When my daughter was a freshman in college she had her first real boyfriend. My husband and I were apoplectic to meet him. So on a sunny Saturday we drove up to campus to take them to dinner. Because my husband and I have big mouths, my daughter was beyond terrified of what might come out of them. So prior to the actual meeting we were given very strict guidelines of what we were allowed and not allowed to ask. In our own defense we continued to comfort and placate her with a "honey we would never embarrass you. Secretly though, my hubby and I thought the whole issue hilarious and the night before our trip for the big "meeting" we developed our list of questions. None of which we were ever going to ask, but just as a fun thing to show our daughter and all have a good laugh over! Which by the way we did, especially when our daughter chose to read them out loud at dinner!
Questions included: How much money do you parents make? What are your intentions with our daughter? What is your future profession? There were many more but since this occurred many years ago and as an "older person" the memory is not so good!!

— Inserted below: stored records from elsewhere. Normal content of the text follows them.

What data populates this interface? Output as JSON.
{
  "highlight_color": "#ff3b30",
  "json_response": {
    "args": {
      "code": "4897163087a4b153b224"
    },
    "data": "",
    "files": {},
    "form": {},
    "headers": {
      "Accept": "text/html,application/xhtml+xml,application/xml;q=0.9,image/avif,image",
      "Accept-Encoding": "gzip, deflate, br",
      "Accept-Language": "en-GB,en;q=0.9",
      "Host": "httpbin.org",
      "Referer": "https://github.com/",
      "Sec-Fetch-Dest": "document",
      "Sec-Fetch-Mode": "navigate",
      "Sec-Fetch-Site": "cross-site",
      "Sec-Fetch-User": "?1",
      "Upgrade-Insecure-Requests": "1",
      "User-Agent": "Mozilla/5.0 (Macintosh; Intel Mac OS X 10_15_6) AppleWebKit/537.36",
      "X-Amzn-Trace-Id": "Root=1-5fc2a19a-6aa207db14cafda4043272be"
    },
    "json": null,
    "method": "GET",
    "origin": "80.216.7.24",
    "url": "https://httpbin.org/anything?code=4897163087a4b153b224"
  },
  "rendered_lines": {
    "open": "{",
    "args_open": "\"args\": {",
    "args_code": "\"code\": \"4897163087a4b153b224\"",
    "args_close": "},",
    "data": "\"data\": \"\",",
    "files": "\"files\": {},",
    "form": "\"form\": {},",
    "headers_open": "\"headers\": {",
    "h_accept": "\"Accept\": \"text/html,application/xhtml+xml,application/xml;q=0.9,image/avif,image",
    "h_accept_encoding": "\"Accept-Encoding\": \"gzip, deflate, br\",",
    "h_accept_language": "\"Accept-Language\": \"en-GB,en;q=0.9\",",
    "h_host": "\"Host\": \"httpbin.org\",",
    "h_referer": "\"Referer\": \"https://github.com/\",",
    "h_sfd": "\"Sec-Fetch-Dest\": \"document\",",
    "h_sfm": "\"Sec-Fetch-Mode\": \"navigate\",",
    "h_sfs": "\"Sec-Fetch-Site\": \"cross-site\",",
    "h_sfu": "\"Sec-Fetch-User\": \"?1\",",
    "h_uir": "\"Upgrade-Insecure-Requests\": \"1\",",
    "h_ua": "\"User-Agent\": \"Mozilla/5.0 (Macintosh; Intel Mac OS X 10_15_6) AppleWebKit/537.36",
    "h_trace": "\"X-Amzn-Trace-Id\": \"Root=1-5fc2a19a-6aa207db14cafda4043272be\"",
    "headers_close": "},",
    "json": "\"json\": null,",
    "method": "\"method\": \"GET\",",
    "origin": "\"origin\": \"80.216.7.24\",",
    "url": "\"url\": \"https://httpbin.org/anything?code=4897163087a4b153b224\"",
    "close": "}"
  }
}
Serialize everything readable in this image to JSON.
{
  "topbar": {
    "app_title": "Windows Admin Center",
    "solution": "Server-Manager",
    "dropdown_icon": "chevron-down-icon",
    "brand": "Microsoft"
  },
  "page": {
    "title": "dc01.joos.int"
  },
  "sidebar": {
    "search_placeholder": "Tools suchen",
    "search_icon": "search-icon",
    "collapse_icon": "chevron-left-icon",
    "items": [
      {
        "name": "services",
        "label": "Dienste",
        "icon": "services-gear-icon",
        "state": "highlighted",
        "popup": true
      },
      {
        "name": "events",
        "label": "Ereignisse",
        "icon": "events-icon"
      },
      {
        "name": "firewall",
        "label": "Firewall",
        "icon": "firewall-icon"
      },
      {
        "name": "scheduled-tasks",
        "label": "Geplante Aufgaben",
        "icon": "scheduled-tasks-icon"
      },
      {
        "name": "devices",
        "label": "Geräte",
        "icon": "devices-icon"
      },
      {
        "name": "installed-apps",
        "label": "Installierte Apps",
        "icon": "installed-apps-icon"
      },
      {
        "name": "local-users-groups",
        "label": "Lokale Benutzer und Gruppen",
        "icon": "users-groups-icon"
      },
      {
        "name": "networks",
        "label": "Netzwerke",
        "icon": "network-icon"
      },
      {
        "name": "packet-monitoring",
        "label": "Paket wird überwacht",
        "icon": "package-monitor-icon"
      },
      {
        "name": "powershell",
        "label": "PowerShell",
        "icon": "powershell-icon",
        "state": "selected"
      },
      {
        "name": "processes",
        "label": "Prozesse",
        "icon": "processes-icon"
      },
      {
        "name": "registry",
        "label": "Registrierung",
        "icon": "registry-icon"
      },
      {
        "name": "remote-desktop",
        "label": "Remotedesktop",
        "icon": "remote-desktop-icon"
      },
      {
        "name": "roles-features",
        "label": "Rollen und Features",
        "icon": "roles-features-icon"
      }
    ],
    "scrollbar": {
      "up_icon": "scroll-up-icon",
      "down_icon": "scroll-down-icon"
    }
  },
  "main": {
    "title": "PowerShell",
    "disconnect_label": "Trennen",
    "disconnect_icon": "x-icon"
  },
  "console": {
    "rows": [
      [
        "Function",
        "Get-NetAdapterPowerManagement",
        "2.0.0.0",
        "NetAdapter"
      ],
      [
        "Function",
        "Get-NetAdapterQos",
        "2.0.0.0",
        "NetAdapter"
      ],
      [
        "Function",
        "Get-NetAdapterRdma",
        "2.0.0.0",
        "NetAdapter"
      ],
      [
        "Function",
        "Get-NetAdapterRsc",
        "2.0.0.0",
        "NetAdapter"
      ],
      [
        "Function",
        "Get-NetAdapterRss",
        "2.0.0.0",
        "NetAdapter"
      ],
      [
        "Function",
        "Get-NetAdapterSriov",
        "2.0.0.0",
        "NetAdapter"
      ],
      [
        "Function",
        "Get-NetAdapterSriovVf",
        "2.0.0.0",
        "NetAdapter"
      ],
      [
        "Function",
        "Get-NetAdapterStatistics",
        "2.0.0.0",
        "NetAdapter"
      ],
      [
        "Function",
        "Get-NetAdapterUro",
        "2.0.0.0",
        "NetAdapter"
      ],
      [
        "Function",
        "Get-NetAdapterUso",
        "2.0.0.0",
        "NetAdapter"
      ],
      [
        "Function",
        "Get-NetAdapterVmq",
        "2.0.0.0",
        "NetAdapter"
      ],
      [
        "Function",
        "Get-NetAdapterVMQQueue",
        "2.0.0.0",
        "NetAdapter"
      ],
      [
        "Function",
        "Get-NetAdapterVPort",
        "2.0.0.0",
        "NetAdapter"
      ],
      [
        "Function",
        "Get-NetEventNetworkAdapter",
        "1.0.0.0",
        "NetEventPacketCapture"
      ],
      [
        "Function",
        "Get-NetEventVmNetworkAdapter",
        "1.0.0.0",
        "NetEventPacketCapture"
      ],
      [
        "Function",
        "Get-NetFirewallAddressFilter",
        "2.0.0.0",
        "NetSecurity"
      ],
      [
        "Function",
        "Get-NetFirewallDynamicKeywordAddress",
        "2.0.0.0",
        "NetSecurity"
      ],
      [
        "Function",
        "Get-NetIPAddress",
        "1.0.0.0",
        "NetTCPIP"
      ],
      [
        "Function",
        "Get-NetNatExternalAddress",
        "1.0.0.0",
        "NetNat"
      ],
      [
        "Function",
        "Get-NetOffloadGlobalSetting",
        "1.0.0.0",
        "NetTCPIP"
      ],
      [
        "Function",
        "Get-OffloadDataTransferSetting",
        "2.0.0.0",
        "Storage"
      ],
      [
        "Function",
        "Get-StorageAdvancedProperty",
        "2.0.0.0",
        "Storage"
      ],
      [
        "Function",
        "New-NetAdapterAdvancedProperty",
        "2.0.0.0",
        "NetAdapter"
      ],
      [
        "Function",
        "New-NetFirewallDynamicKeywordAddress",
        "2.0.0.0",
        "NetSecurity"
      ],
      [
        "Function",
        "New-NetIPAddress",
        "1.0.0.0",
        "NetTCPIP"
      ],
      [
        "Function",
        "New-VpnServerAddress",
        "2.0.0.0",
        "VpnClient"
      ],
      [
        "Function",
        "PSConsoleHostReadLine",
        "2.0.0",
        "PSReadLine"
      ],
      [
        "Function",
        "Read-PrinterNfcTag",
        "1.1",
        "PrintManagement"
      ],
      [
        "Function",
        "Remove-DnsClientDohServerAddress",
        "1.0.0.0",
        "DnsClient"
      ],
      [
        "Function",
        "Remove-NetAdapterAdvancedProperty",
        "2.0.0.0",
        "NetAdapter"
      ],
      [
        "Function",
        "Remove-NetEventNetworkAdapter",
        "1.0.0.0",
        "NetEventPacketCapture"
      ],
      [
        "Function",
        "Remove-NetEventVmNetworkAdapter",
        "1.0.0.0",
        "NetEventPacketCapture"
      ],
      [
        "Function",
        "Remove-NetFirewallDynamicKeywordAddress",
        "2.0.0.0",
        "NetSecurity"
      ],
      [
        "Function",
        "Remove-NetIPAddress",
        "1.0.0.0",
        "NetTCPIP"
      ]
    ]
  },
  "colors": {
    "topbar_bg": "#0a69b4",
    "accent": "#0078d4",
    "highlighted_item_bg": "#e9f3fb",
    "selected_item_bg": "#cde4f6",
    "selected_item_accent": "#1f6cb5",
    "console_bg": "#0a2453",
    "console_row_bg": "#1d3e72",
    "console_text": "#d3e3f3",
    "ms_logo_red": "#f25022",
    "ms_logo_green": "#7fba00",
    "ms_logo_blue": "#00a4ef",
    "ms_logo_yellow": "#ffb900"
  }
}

This is a universal plight of teens. Please Don't Embarrass me. So I say to you parents, rather than asking to many specific questions of your teens friends, just saying things like, Hey what's up? Or love the outfit? Please avoid questions like: So what's your college list? or How is school going? or anything that sounds too personal. When teens don't feel your desperation to be included in the conversation, they will talk, and over time may look forward to sharing parts of themselves that maybe they don't share with their own parents. But remember, these are your teens' friendships and relationships and they don't won't you butting in unless you're invited.